Four months later, when their venture ended, they could claim a considerable measure of success. Had it ended three weeks earlier the impression left behind them would have been even more favourable. And, incidentally, the Test series would have been won.
The final three matches, including two Tests, were not so satisfying. By then, however, the team led by M.J. K. Smith and managed by S.C. Griffith with the assistance of J.T. Ikin had done enough to persuade Australians that the spirit of adventure still flickers in the English.
Smith and his followers were indeed widely acclaimed as an enterprising side. Only one other post-was M.C.C. side, that of 1954-55, enjoyed such respectful kindness from the Australian Press. They established their reputation by their batting.

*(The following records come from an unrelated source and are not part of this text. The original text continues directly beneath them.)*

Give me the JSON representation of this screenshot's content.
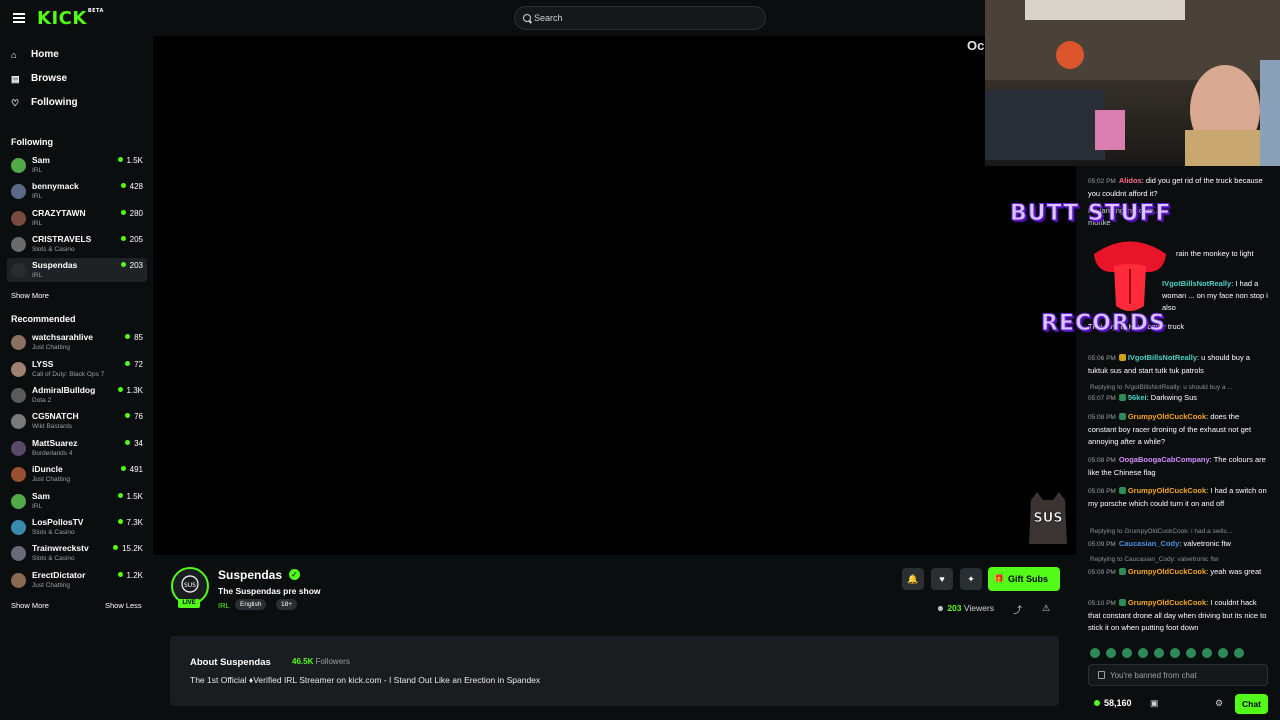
{
  "app": {
    "logo": "KICK",
    "logo_badge": "BETA",
    "brand_color": "#53fc18"
  },
  "search": {
    "placeholder": "Search"
  },
  "nav": [
    {
      "label": "Home"
    },
    {
      "label": "Browse"
    },
    {
      "label": "Following"
    }
  ],
  "following": {
    "title": "Following",
    "channels": [
      {
        "name": "Sam",
        "category": "IRL",
        "viewers": "1.5K"
      },
      {
        "name": "bennymack",
        "category": "IRL",
        "viewers": "428"
      },
      {
        "name": "CRAZYTAWN",
        "category": "IRL",
        "viewers": "280"
      },
      {
        "name": "CRISTRAVELS",
        "category": "Slots & Casino",
        "viewers": "205"
      },
      {
        "name": "Suspendas",
        "category": "IRL",
        "viewers": "203"
      }
    ],
    "show_more": "Show More"
  },
  "recommended": {
    "title": "Recommended",
    "channels": [
      {
        "name": "watchsarahlive",
        "category": "Just Chatting",
        "viewers": "85"
      },
      {
        "name": "LYSS",
        "category": "Call of Duty: Black Ops 7",
        "viewers": "72"
      },
      {
        "name": "AdmiralBulldog",
        "category": "Dota 2",
        "viewers": "1.3K"
      },
      {
        "name": "CG5NATCH",
        "category": "Wild Bastards",
        "viewers": "76"
      },
      {
        "name": "MattSuarez",
        "category": "Borderlands 4",
        "viewers": "34"
      },
      {
        "name": "iDuncle",
        "category": "Just Chatting",
        "viewers": "491"
      },
      {
        "name": "Sam",
        "category": "IRL",
        "viewers": "1.5K"
      },
      {
        "name": "LosPollosTV",
        "category": "Slots & Casino",
        "viewers": "7.3K"
      },
      {
        "name": "Trainwreckstv",
        "category": "Slots & Casino",
        "viewers": "15.2K"
      },
      {
        "name": "ErectDictator",
        "category": "Just Chatting",
        "viewers": "1.2K"
      }
    ],
    "show_more": "Show More",
    "show_less": "Show Less"
  },
  "video": {
    "corner_text": "Oc",
    "watermark": "SUS",
    "overlay_top": "BUTT STUFF",
    "overlay_bottom": "RECORDS"
  },
  "stream": {
    "channel": "Suspendas",
    "live": "LIVE",
    "title": "The Suspendas pre show",
    "category": "IRL",
    "tags": [
      "English",
      "18+"
    ],
    "gift_label": "Gift Subs",
    "viewers_count": "203",
    "viewers_label": "Viewers"
  },
  "about": {
    "title": "About Suspendas",
    "followers_count": "46.5K",
    "followers_label": "Followers",
    "bio": "The 1st Official ♦Verified IRL Streamer on kick.com - I Stand Out Like an Erection in Spandex"
  },
  "chat": {
    "messages": [
      {
        "time": "05:02 PM",
        "user": "Alidos",
        "color": "#ff6b8b",
        "text": ": did you get rid of the truck because you couldnt afford it?"
      },
      {
        "time": "05:06 PM",
        "user": "IVgotBillsNotReally",
        "color": "#4fd1c5",
        "text": ": u should buy a tuktuk sus and start tutk tuk patrols"
      },
      {
        "time": "05:07 PM",
        "user": "56kei",
        "color": "#4fd1c5",
        "text": ": Darkwing Sus"
      },
      {
        "time": "05:08 PM",
        "user": "GrumpyOldCuckCook",
        "color": "#f6a623",
        "text": ": does the constant boy racer droning of the exhaust not get annoying after a while?"
      },
      {
        "time": "05:08 PM",
        "user": "OogaBoogaCabCompany",
        "color": "#d58cff",
        "text": ": The colours are like the Chinese flag"
      },
      {
        "time": "05:08 PM",
        "user": "GrumpyOldCuckCook",
        "color": "#f6a623",
        "text": ": I had a switch on my porsche which could turn it on and off"
      },
      {
        "time": "05:09 PM",
        "user": "Caucasian_Cody",
        "color": "#4a90e2",
        "text": ": valvetronic ftw"
      },
      {
        "time": "05:09 PM",
        "user": "GrumpyOldCuckCook",
        "color": "#f6a623",
        "text": ": yeah was great"
      },
      {
        "time": "05:10 PM",
        "user": "GrumpyOldCuckCook",
        "color": "#f6a623",
        "text": ": I couldnt hack that constant drone all day when driving but its nice to stick it on when putting foot down"
      }
    ],
    "partial": [
      {
        "time": "",
        "user": "",
        "text": "I'm landing in South... monke"
      },
      {
        "time": "05",
        "user": "",
        "text": "rain the monkey to light"
      },
      {
        "time": "",
        "user": "IVgotBillsNotReally",
        "text": ": I had a woman ... on my face non stop i also"
      },
      {
        "time": "",
        "user": "",
        "text": "Thai Toyota Hilux baller truck"
      }
    ],
    "replies": [
      "Replying to IVgotBillsNotReally: u should buy a ...",
      "Replying to GrumpyOldCuckCook: i had a switc...",
      "Replying to Caucasian_Cody: valvetronic ftw"
    ],
    "banned_placeholder": "You're banned from chat",
    "points": "58,160",
    "send_label": "Chat"
  }
}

Barber, the number one, played exclusively attacking cricket from start to finish and his 185 off only 255 balls in the Sydney test was the superlative achievement of the whole tour. When he succeeded, the runs gushed like oil from a new strike. Even when he was out early, the policy was based on taking the initiative by going for scoring strokes.
Even batsmen with reputations for treating big occasions with solemnity, notably Boycott and Barrington, played Test innings of splendid dash. Perhaps the players were fortunate to be able to form the desired impression almost entirely by their batting.
In the field Smith continued to be a cautions captain; his policy was based on defensive measures, which played on the patience of his opponents. Australian batsmen were occasionally blamed for slow play, when the root cause was the negative out cricket of the Englishmen.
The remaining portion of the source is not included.